Inpainting
Inpainting is selectively doing Img2Img. No really. I feel like a lot of people don't realize this. All the notes from Img2Img still apply. Inpainting adds the 'padding' to the list of variables. This padding is a margin added to the mask you draw, that determines how large the 'context' of the generated area will be. Say, I draw a mask that's about 100px big around a foot, and add 0 padding. Now the AI only sees said foot, gets a prompt that talks about dork cats, and now attempts to fill this 100px space with the generation capability of a 1024 resolution image. The result is it will likely place the same character from the full generation into this 100px space, albeit highly detailed. I usually call this a pseudolimb, it can be an entire char, it can be a partial limb.

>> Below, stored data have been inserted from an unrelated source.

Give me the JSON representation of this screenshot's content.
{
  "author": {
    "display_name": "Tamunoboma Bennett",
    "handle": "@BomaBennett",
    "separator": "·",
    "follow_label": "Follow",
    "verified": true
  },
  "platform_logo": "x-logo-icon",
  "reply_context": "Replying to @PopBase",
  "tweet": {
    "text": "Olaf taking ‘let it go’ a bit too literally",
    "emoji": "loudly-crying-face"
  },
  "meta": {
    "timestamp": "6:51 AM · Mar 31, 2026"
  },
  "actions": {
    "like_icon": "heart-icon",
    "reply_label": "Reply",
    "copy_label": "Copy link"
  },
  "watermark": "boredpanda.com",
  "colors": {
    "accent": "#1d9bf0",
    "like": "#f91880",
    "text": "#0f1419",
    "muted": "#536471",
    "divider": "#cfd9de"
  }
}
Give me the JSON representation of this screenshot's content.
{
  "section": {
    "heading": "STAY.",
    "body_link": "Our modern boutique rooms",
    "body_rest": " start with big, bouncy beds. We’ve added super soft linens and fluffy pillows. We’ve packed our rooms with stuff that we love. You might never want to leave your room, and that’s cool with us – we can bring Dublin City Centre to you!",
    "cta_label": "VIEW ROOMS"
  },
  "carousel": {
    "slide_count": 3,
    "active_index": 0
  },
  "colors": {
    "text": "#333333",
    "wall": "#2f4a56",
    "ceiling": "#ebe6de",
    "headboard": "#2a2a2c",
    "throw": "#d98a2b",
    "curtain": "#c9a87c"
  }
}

We can adjust the prompt to make the AI realize we are talking about a foot. If we remove all references to anything not present in this space we will probably get a foot, but it will not know which way to go! It still only knows about this 100px space. Does it know where the leg is coming from? Probably not. If we up the padding higher, say 128px, then it will enlargen this context space. This is often more than sufficient to not get garbled generations during inpainting, together with an appropriately high/low denoise
The trade-of to a higher padding is fidelity. Since we are no longer dedicating our 1024px generation power to a 100px large space, we don't get as much detailing. However in a lot of cases this is negligible. In fact depending on the resolutions you are working with, it's very viable to always leave the padding on the maximum of 256. I only work at around 2048x2048 resolutions and it is more than sufficient here.
The reason why I don't often change the prompt during inpainting is largely related to convenience. A high padding is powerful in getting the AI to understand what it's supposed to generate, regardless of what the rest of the prompt says. For areas that require more detailing, I go lower.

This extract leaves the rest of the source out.